How samples and populations work for advanced statistics.
Parameters versus statistics
Statistics and parameters are related but distinct concepts in statistics.
A parameter is a fixed value that describes a population. It is a characteristic of a population that is usually unknown, but can be estimated using sample statistics. For example, the population mean (μ) of the height of adult humans is a parameter. It is the true average height of all adult humans, but it is not known exactly.
Statistics, on the other hand, are values that describe a sample. They are used to make inferences about the population from which the sample was drawn. For example, if we take a sample of 100 adult humans and measure their heights, we can calculate the sample mean (x̄) which is an estimate of the population mean (μ). The sample mean is a statistic, not a parameter.
Symbology for parameters versus statistics
When we talk about populations and samples, we use different symbology for each, even when we are talking about the same concept. Take variance as an example.
If it’s the population parameter, we use sigma squared – σ². but if it is a sample statistic, we use S². Both mean variance, which is a measure of how far away from the mean your data is spread out. So, make sure you use the correct symbols depending on whether you’re talking about populations or samples!
Here’s a table to make it easier!
Point Estimates
A point estimate is when we make a prediction or inference about our population based on our sample data. Consider for example, if you calculated the average mean height of a random sample of 1000 people taken from your town, which is your population of interest.
Then, you could use that mean as a point estimate for the entire population. So from only a small group of people, you can estimate the average height of your town, or even your entire country!
Interval Estimates
An interval estimate, like the confidence interval, gives you a little more room to move than a point estimate. Instead of saying ‘we estimate the average height of adult males in London is 175cm’, which is a point estimate – you can say ‘we are 95% certain that the average height of males in London is between 165 and 180cm’, which is the 95% confidence interval, an interval estimate.
Interval estimates are used to account for uncertainty – a sample can’t tell you everything about a population with 100% accuracy! Sometimes your 95% confidence interval can be so broad that you might not be able to make a decision based on the data, especially if getting it wrong is risky!
Sampling error
With any statistical test, you will always have some sampling error – that’s because your sample is always going to be smaller than the actual population, which introduces error into your estimates and predictions.
It means that there is a difference between your sample statistic, for example, the mean, and the population parameter. In the case of the mean, the population parameter it is estimated is called the ‘true average’.
Even the best subject design is subject to sampling error, which is why when we report estimates of population parameters, we often do so in terms of confidence intervals.

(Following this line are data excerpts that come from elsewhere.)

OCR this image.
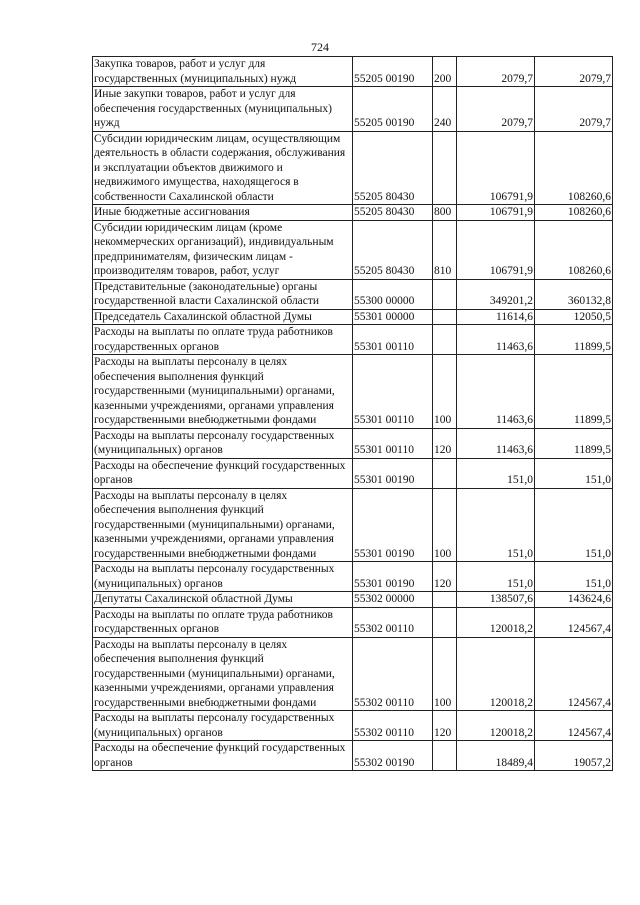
724
Закупка товаров, работ и услуг для государственных (муниципальных) нужд	55205 00190	200	2079,7	2079,7
Иные закупки товаров, работ и услуг для обеспечения государственных (муниципальных) нужд	55205 00190	240	2079,7	2079,7
Субсидии юридическим лицам, осуществляющим деятельность в области содержания, обслуживания и эксплуатации объектов движимого и недвижимого имущества, находящегося в собственности Сахалинской области	55205 80430		106791,9	108260,6
Иные бюджетные ассигнования	55205 80430	800	106791,9	108260,6
Субсидии юридическим лицам (кроме некоммерческих организаций), индивидуальным предпринимателям, физическим лицам - производителям товаров, работ, услуг	55205 80430	810	106791,9	108260,6
Представительные (законодательные) органы государственной власти Сахалинской области	55300 00000		349201,2	360132,8
Председатель Сахалинской областной Думы	55301 00000		11614,6	12050,5
Расходы на выплаты по оплате труда работников государственных органов	55301 00110		11463,6	11899,5
Расходы на выплаты персоналу в целях обеспечения выполнения функций государственными (муниципальными) органами, казенными учреждениями, органами управления государственными внебюджетными фондами	55301 00110	100	11463,6	11899,5
Расходы на выплаты персоналу государственных (муниципальных) органов	55301 00110	120	11463,6	11899,5
Расходы на обеспечение функций государственных органов	55301 00190		151,0	151,0
Расходы на выплаты персоналу в целях обеспечения выполнения функций государственными (муниципальными) органами, казенными учреждениями, органами управления государственными внебюджетными фондами	55301 00190	100	151,0	151,0
Расходы на выплаты персоналу государственных (муниципальных) органов	55301 00190	120	151,0	151,0
Депутаты Сахалинской областной Думы	55302 00000		138507,6	143624,6
Расходы на выплаты по оплате труда работников государственных органов	55302 00110		120018,2	124567,4
Расходы на выплаты персоналу в целях обеспечения выполнения функций государственными (муниципальными) органами, казенными учреждениями, органами управления государственными внебюджетными фондами	55302 00110	100	120018,2	124567,4
Расходы на выплаты персоналу государственных (муниципальных) органов	55302 00110	120	120018,2	124567,4
Расходы на обеспечение функций государственных органов	55302 00190		18489,4	19057,2
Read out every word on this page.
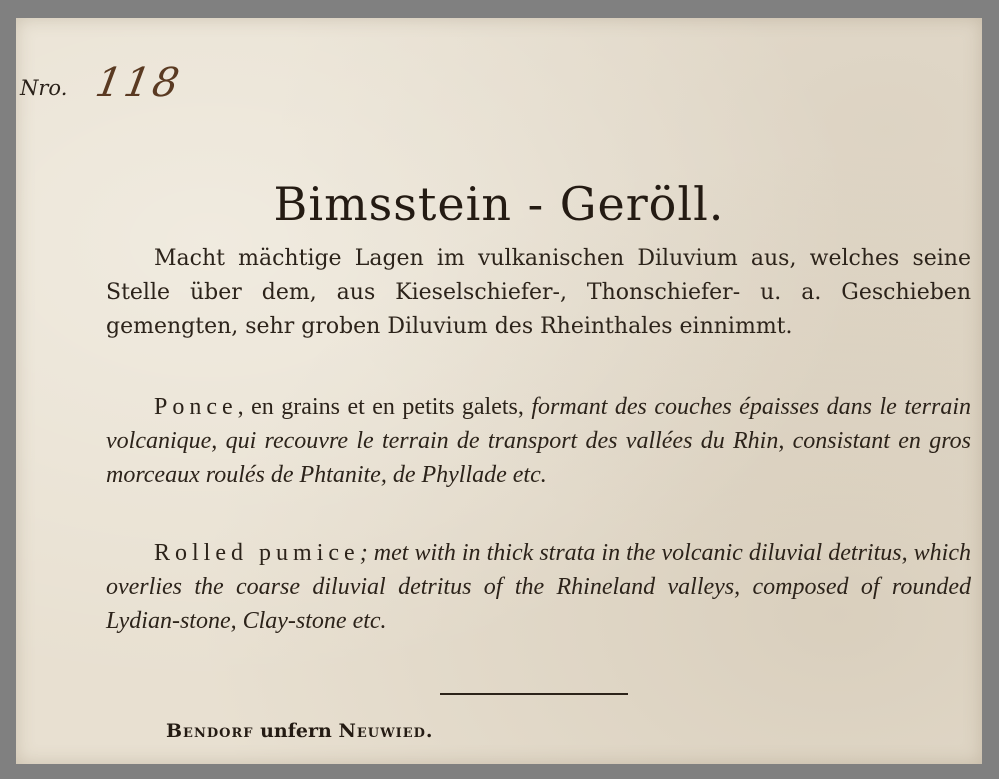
Nro. 118
Bimsstein - Geröll.

Macht mächtige Lagen im vulkanischen Diluvium aus, welches seine Stelle über dem, aus Kieselschiefer-, Thonschiefer- u. a. Geschieben gemengten, sehr groben Diluvium des Rheinthales einnimmt.

Ponce, en grains et en petits galets, formant des couches épaisses dans le terrain volcanique, qui recouvre le terrain de transport des vallées du Rhin, consistant en gros morceaux roulés de Phtanite, de Phyllade etc.

Rolled pumice; met with in thick strata in the volcanic diluvial detritus, which overlies the coarse diluvial detritus of the Rhineland valleys, composed of rounded Lydian-stone, Clay-stone etc.

Bendorf unfern Neuwied.
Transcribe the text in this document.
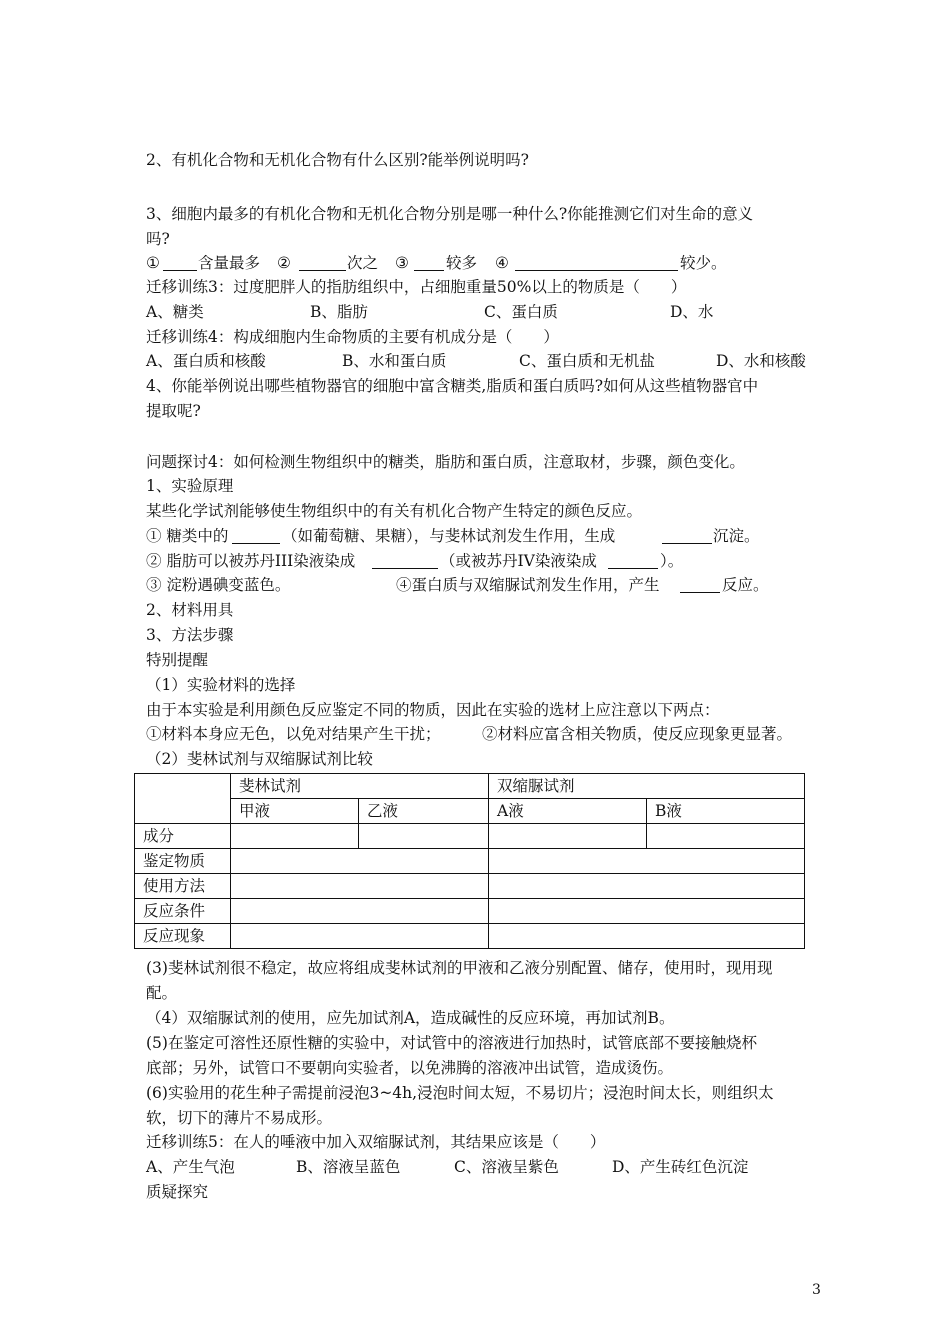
2、有机化合物和无机化合物有什么区别?能举例说明吗?
3、细胞内最多的有机化合物和无机化合物分别是哪一种什么?你能推测它们对生命的意义
吗?
① 含量最多 ②	次之 ③ 较多 ④	较少。
迁移训练3：过度肥胖人的指肪组织中，占细胞重量50%以上的物质是（　　）
A、糖类	B、脂肪	C、蛋白质	D、水
迁移训练4：构成细胞内生命物质的主要有机成分是（　　）
A、蛋白质和核酸	B、水和蛋白质	C、蛋白质和无机盐	D、水和核酸
4、你能举例说出哪些植物器官的细胞中富含糖类,脂质和蛋白质吗?如何从这些植物器官中
提取呢?
问题探讨4：如何检测生物组织中的糖类，脂肪和蛋白质，注意取材，步骤，颜色变化。
1、实验原理
某些化学试剂能够使生物组织中的有关有机化合物产生特定的颜色反应。
① 糖类中的	（如葡萄糖、果糖），与斐林试剂发生作用，生成	沉淀。
② 脂肪可以被苏丹III染液染成	（或被苏丹IV染液染成	）。
③ 淀粉遇碘变蓝色。	④蛋白质与双缩脲试剂发生作用，产生	反应。
2、材料用具
3、方法步骤
特别提醒
（1）实验材料的选择
由于本实验是利用颜色反应鉴定不同的物质，因此在实验的选材上应注意以下两点：
①材料本身应无色，以免对结果产生干扰；	②材料应富含相关物质，使反应现象更显著。
（2）斐林试剂与双缩脲试剂比较
	斐林试剂		双缩脲试剂	
	甲液	乙液	A液	B液
成分				
鉴定物质				
使用方法				
反应条件				
反应现象				
(3)斐林试剂很不稳定，故应将组成斐林试剂的甲液和乙液分别配置、储存，使用时，现用现
配。
（4）双缩脲试剂的使用，应先加试剂A，造成碱性的反应环境，再加试剂B。
(5)在鉴定可溶性还原性糖的实验中，对试管中的溶液进行加热时，试管底部不要接触烧杯
底部；另外，试管口不要朝向实验者，以免沸腾的溶液冲出试管，造成烫伤。
(6)实验用的花生种子需提前浸泡3~4h,浸泡时间太短，不易切片；浸泡时间太长，则组织太
软，切下的薄片不易成形。
迁移训练5：在人的唾液中加入双缩脲试剂，其结果应该是（　　）
A、产生气泡	B、溶液呈蓝色	C、溶液呈紫色	D、产生砖红色沉淀
质疑探究
3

Using populations and samples in practice
The population is a larger group we are interested in studying. For example, all people in the USA. A sample is the portion of that group we were able to gather, like a randomly selected group of 100 Americans. An observation a value we collect about as part of a study – for example, that one participant’s name is James would be an observation
In statistics, we use our sample to make inferences about the population at large. This is done using summary statistics like the mean, median, and also confidence intervals.
We can measure things about our sample, like their height. And we can infer from that what the average height of all people in America might be. From our sample data, we can create a 95% confidence interval and we can infer that we are 95% sure that the average height of the American adult population is between 160cm and 183cm. What we cannot do is conclude that the average height is exactly 175cm, because there is always room for error in statistics.
We could do the same, and instead measure support for a new government policy or proposal. So, statistics can be very useful across a broad range of fields. This is why everyone can benefit from learning a little bit of statistics.